Microsoft Power Pages team uses AI tools to cut coding time from weeks to hours

The development team behind Power Pages, Microsoft's low-code tool for building web apps, has started using AI coding agents. They rely on GitHub Copilot and Claude Code to generate code for the Power Apps maker portal and the Power Platform frontend. This internal shift reduces the time needed to write code from weeks to just hours. It also starts to blur traditional lines between product managers, designers, and engineers. No public tools or features have been released yet; the changes are limited to Microsoft's own team.

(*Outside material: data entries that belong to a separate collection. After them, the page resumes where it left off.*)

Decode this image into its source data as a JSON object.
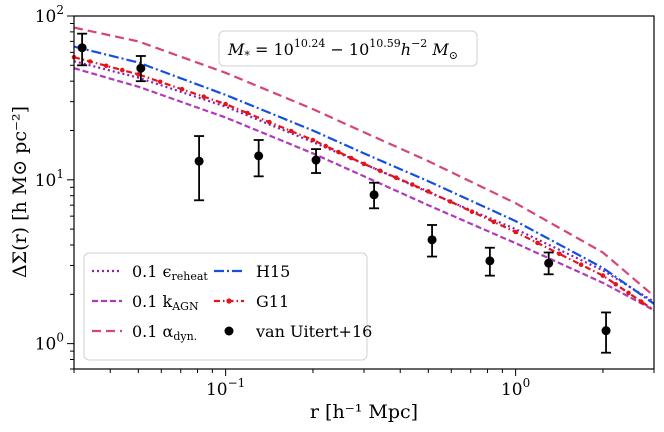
{
  "chart_data": {
    "type": "line",
    "title": "",
    "annotation": "M_* = 10^{10.24} − 10^{10.59} h^{−2} M_⊙",
    "annotation_parts": {
      "lhs": "M",
      "lhs_sub": "*",
      "eq": " = 10",
      "exp1": "10.24",
      "mid": " − 10",
      "exp2": "10.59",
      "h": "h",
      "hexp": "−2",
      "m": " M",
      "msub": "⊙"
    },
    "xlabel": "r [h⁻¹ Mpc]",
    "ylabel": "ΔΣ(r) [h M⊙ pc⁻²]",
    "xscale": "log",
    "yscale": "log",
    "xlim": [
      0.03,
      3.0
    ],
    "ylim": [
      0.7,
      100
    ],
    "x_ticks": [
      {
        "value": 0.1,
        "base": "10",
        "exp": "−1"
      },
      {
        "value": 1,
        "base": "10",
        "exp": "0"
      }
    ],
    "y_ticks": [
      {
        "value": 1,
        "base": "10",
        "exp": "0"
      },
      {
        "value": 10,
        "base": "10",
        "exp": "1"
      },
      {
        "value": 100,
        "base": "10",
        "exp": "2"
      }
    ],
    "legend_position": "lower-left",
    "series": [
      {
        "name": "0.1 ε_reheat",
        "label_main": "0.1 ϵ",
        "label_sub": "reheat",
        "style": "dotted",
        "color": "#8b1db0",
        "x": [
          0.03,
          0.05,
          0.1,
          0.2,
          0.3,
          0.5,
          1.0,
          2.0,
          3.0
        ],
        "y": [
          53,
          42,
          28,
          17,
          12.5,
          8.4,
          5.0,
          2.8,
          1.8
        ]
      },
      {
        "name": "0.1 k_AGN",
        "label_main": "0.1 k",
        "label_sub": "AGN",
        "style": "dashed",
        "color": "#b03aba",
        "x": [
          0.03,
          0.05,
          0.1,
          0.2,
          0.3,
          0.5,
          1.0,
          2.0,
          3.0
        ],
        "y": [
          48,
          37,
          24,
          14.5,
          10.5,
          7.0,
          4.1,
          2.35,
          1.6
        ]
      },
      {
        "name": "0.1 α_dyn.",
        "label_main": "0.1 α",
        "label_sub": "dyn.",
        "style": "longdash",
        "color": "#d6457a",
        "x": [
          0.03,
          0.05,
          0.1,
          0.2,
          0.3,
          0.5,
          1.0,
          2.0,
          3.0
        ],
        "y": [
          85,
          70,
          45,
          27,
          19.5,
          13,
          7.2,
          3.6,
          1.95
        ]
      },
      {
        "name": "H15",
        "label_main": "H15",
        "label_sub": "",
        "style": "dashdot",
        "color": "#1450e0",
        "x": [
          0.03,
          0.05,
          0.1,
          0.2,
          0.3,
          0.5,
          1.0,
          2.0,
          3.0
        ],
        "y": [
          65,
          52,
          33,
          20,
          14.5,
          9.8,
          5.6,
          2.9,
          1.75
        ]
      },
      {
        "name": "G11",
        "label_main": "G11",
        "label_sub": "",
        "style": "dash-dot-marker",
        "color": "#e3141a",
        "x": [
          0.03,
          0.05,
          0.1,
          0.2,
          0.3,
          0.5,
          1.0,
          2.0,
          3.0
        ],
        "y": [
          56,
          44,
          29,
          17.5,
          12.5,
          8.5,
          4.8,
          2.6,
          1.6
        ]
      }
    ],
    "points": {
      "name": "van Uitert+16",
      "label_main": "van Uitert+16",
      "color": "#000000",
      "x": [
        0.032,
        0.051,
        0.081,
        0.13,
        0.205,
        0.325,
        0.515,
        0.815,
        1.3,
        2.05
      ],
      "y": [
        64,
        48,
        13,
        14,
        13.2,
        8.1,
        4.3,
        3.2,
        3.1,
        1.2
      ],
      "yerr_low": [
        50,
        40,
        7.5,
        10.5,
        11.0,
        6.7,
        3.4,
        2.6,
        2.65,
        0.88
      ],
      "yerr_high": [
        78,
        57,
        18.5,
        17.5,
        15.4,
        9.6,
        5.3,
        3.85,
        3.6,
        1.55
      ]
    }
  }
}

Before, Power Platform updates relied on slow, manual coding by engineers, leading to infrequent improvements in tools like canvas apps that beginners use daily. Citizen developers waited months for fixes to common pains, such as rigid layouts or confusing formulas. Now, AI integration signals much faster iteration across the Power Platform, including potential speed-ups for canvas app building. This could mean quicker arrivals of responsive design aids and AI helpers tailored for non-coders, directly tackling pixel-tweaking and delegation frustrations.
Analysis
Microsoft's pros are already flying with AI, but you're still wrestling canvas controls by hand—this proves acceleration is real, yet your edge lies in reusable pieces that AI will supercharge. Stop copying nav bars screen-by-screen; pull one from your expense tracker into a component library right now, then test it across two screens to halve your layout time forever.